Something remarkable happened 100 years ago in 1914 on Christmas Day – enemy troops threw down their weapons and greeted each other in peace. It was a rare moment when the good in religion transcended the evil created by political governments. And it is a story of when front-line troops, the ones really bearing the burdens of war, took the leadership role and ignored the commands of their leaders.

A Christmas Truce 100 Years Ago – A Brief Lesson in Cooperation

World War I in 1914. In August 1914 Germany declared war on France and began several aggressive attempts to move into France. Britain came to France’s defense and by the fall of 1914 was helping France fight back against the Germans. The two sides had reached what some might refer to as a stalemate from almost the North Sea down to the border of Switzerland. Each side had dug its own trenches to protect its forces. This became known as “the Western Front.” These battle scenes were recently made famous in Downtown Abbey and the film War Horse.

While the troops would fight each other in skirmishes, they also had more down time. The German and British troops began to fraternize and cooperate with each other. They would allow each to retrieve their dead and wounded soldiers. They would yell friendly things back and forth. And, occasionally, share stories and food.

Christmas 1914. As Christmas approached that year, there was already a modest level of cooperation among some enemy troops. By Christmas, though, many thousands of troops left their trenches and made peace for the moment with the enemy. As Frank Richards, a British soldier wrote, “On Christmas morning we stuck up a board with ‘A Merry Christmas’ on it. The enemy had stuck up a similar one…. Two of our men then threw their equipment off and jumped on the parapet with their hands above their heads. Two of the Germans done the same and commenced to walk up the river bank, our two men going to meet them. They met and shook hands and then we all got out of the trench.”

While it was a dangerous thing to do, and often happened against the orders of superiors, the practice spread all along the Western Front.

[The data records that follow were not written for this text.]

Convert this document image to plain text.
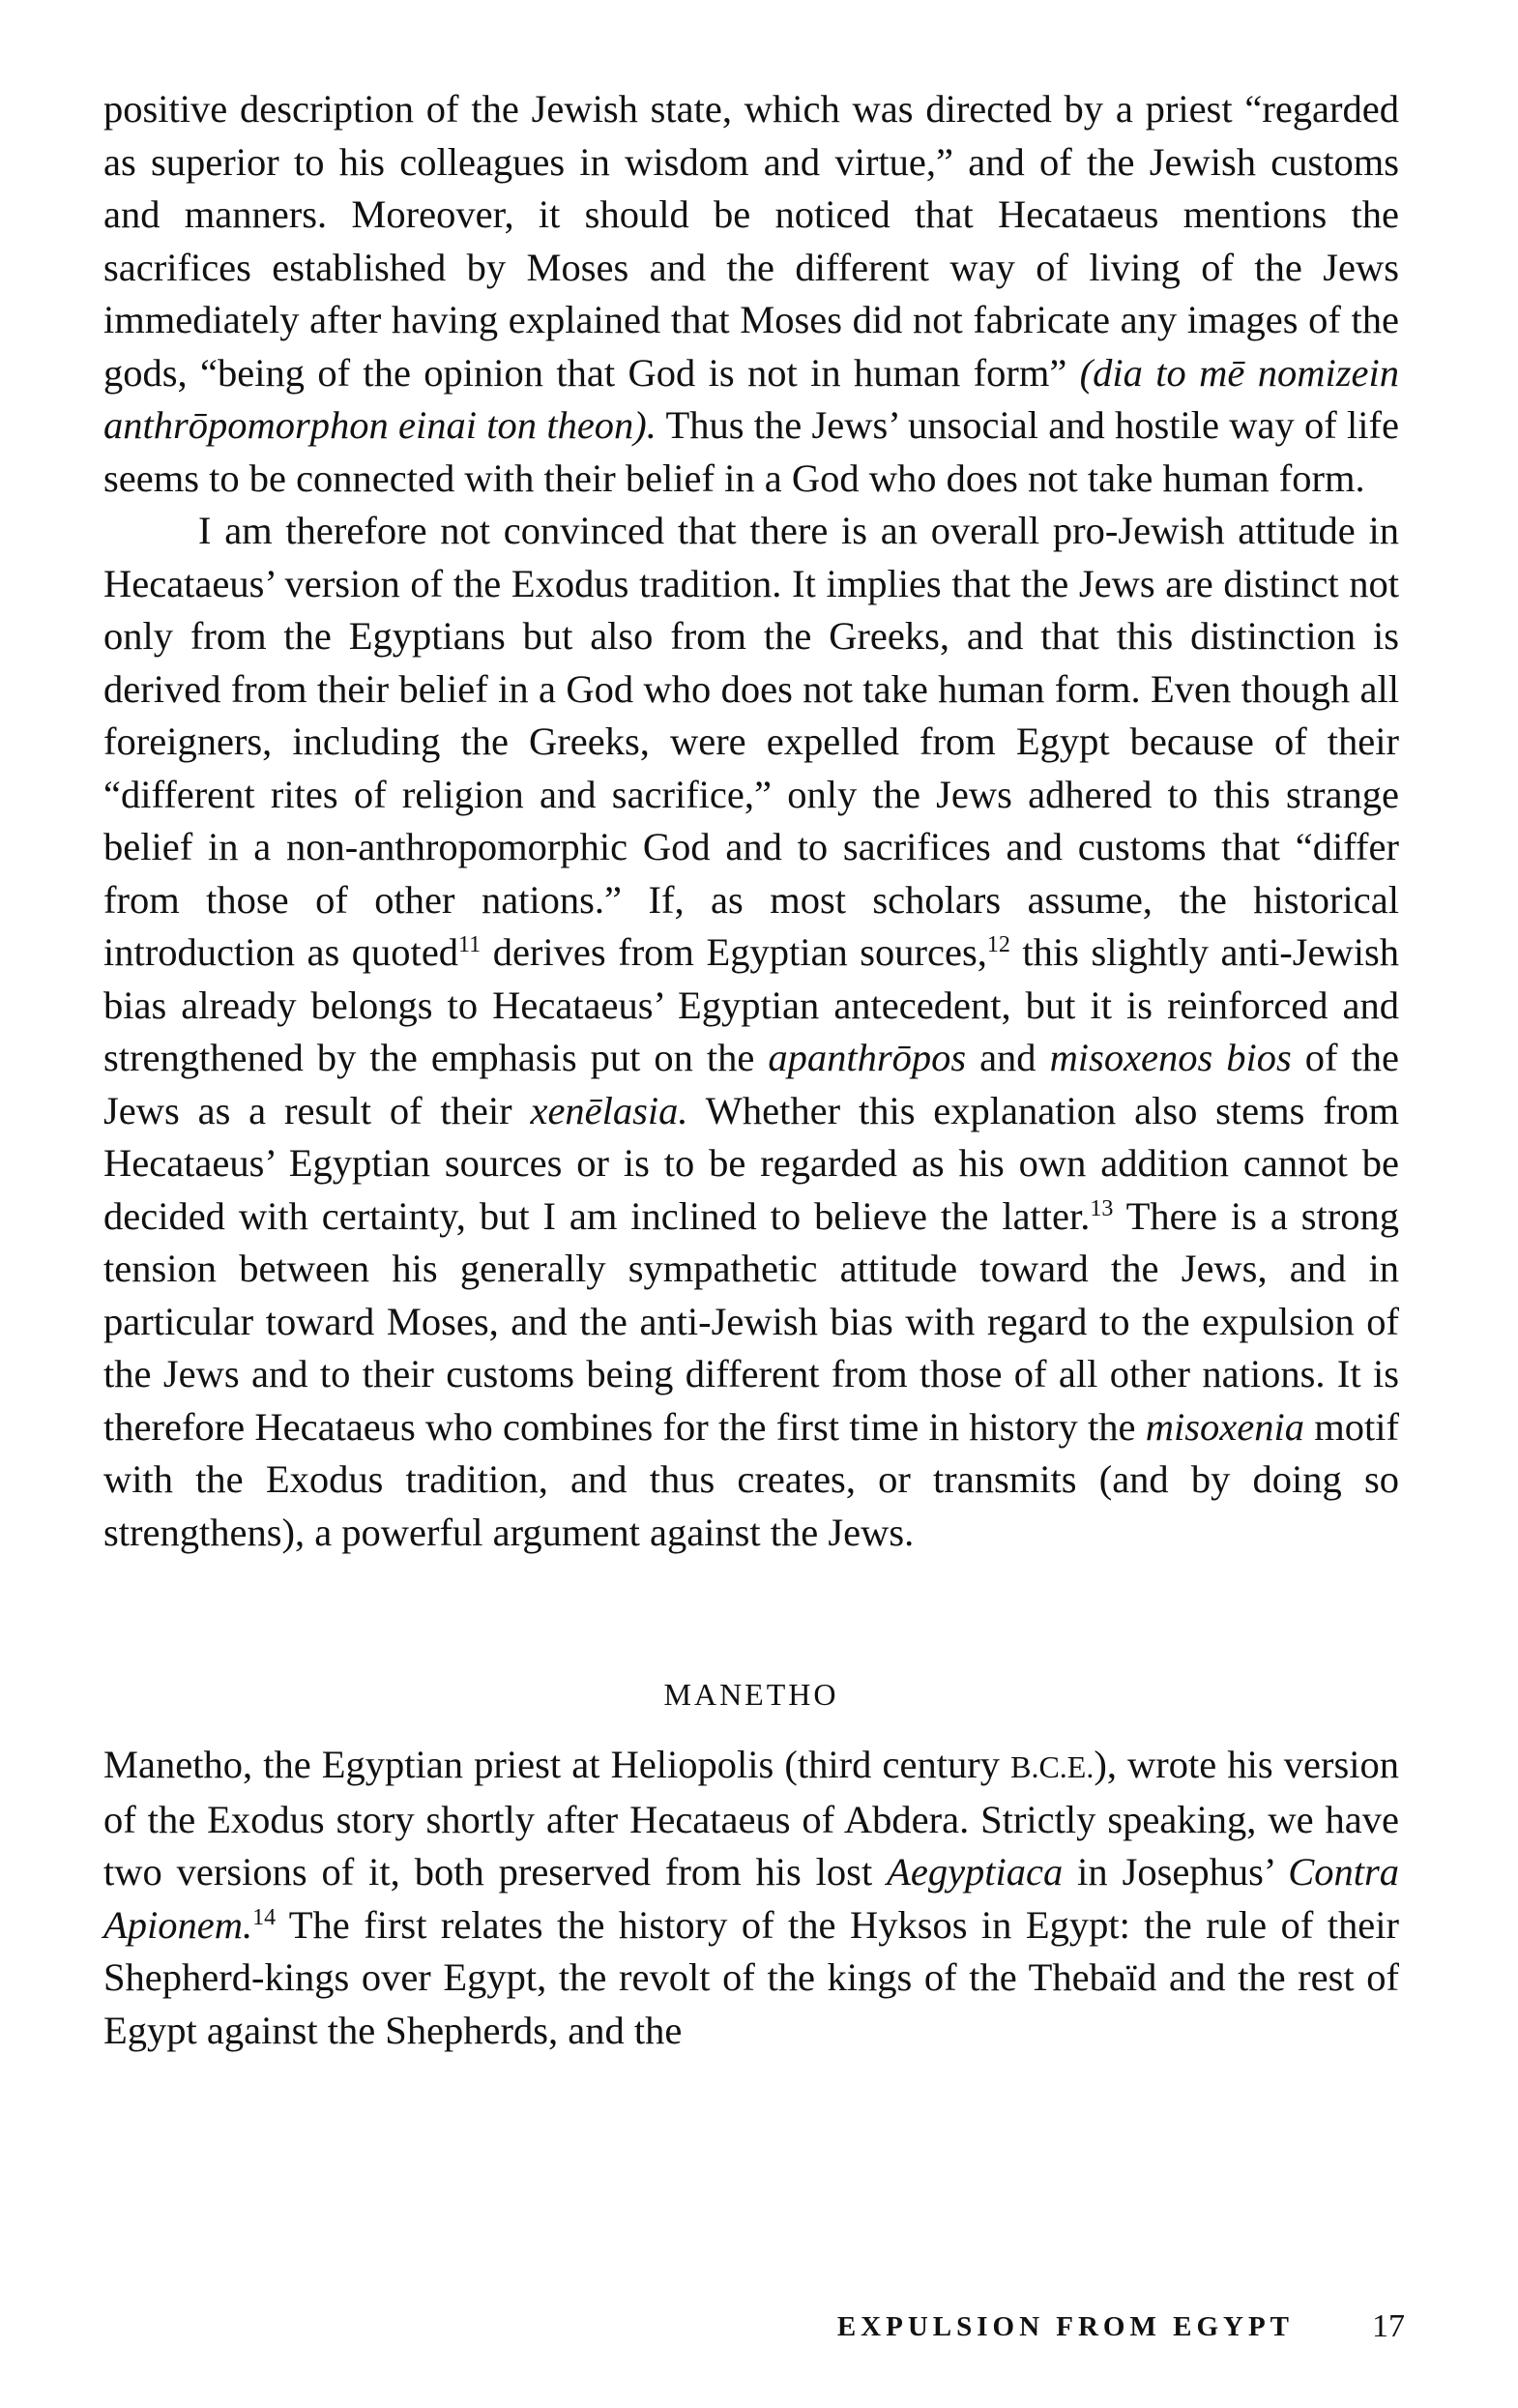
positive description of the Jewish state, which was directed by a priest “regarded as superior to his colleagues in wisdom and virtue,” and of the Jewish customs and manners. Moreover, it should be noticed that Hecataeus mentions the sacrifices established by Moses and the different way of living of the Jews immediately after having explained that Moses did not fabricate any images of the gods, “being of the opinion that God is not in human form” (dia to mē nomizein anthrōpomorphon einai ton theon). Thus the Jews’ unsocial and hostile way of life seems to be connected with their belief in a God who does not take human form.

I am therefore not convinced that there is an overall pro-Jewish attitude in Hecataeus’ version of the Exodus tradition. It implies that the Jews are distinct not only from the Egyptians but also from the Greeks, and that this distinction is derived from their belief in a God who does not take human form. Even though all foreigners, including the Greeks, were expelled from Egypt because of their “different rites of religion and sacrifice,” only the Jews adhered to this strange belief in a non-anthropomorphic God and to sacrifices and customs that “differ from those of other nations.” If, as most scholars assume, the historical introduction as quoted$^{11}$ derives from Egyptian sources,$^{12}$ this slightly anti-Jewish bias already belongs to Hecataeus’ Egyptian antecedent, but it is reinforced and strengthened by the emphasis put on the apanthrōpos and misoxenos bios of the Jews as a result of their xenēlasia. Whether this explanation also stems from Hecataeus’ Egyptian sources or is to be regarded as his own addition cannot be decided with certainty, but I am inclined to believe the latter.$^{13}$ There is a strong tension between his generally sympathetic attitude toward the Jews, and in particular toward Moses, and the anti-Jewish bias with regard to the expulsion of the Jews and to their customs being different from those of all other nations. It is therefore Hecataeus who combines for the first time in history the misoxenia motif with the Exodus tradition, and thus creates, or transmits (and by doing so strengthens), a powerful argument against the Jews.

MANETHO

Manetho, the Egyptian priest at Heliopolis (third century B.C.E.), wrote his version of the Exodus story shortly after Hecataeus of Abdera. Strictly speaking, we have two versions of it, both preserved from his lost Aegyptiaca in Josephus’ Contra Apionem.$^{14}$ The first relates the history of the Hyksos in Egypt: the rule of their Shepherd-kings over Egypt, the revolt of the kings of the Thebaïd and the rest of Egypt against the Shepherds, and the

EXPULSION FROM EGYPT 17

It became known as the “Christmas truce”. During this truce soldiers from both sides began to trade goods like plum pudding from the British troops and pipes from the Germans. And they prayed, buried dead troops, sang carols, shared dinner and even played soccer.

This truce only lasted a few days until senior officers got more aggressive about increasing the battle attacks and strategies and even a few court-martials for those front-line leaders who commenced the peaceful activities.

This year the British grocery store, Sainsbury, produced a video advertisement to honor this moment of peace 100 years ago. (This is an interesting and subtle three-minute commercial.)

It does teach us what can happen when we approach others in the spirit of peace and cooperation. While I understand there are many layers to the complexity of war, this reminds me to think first about using cooperation as a strategy – it might just lead to the best outcome.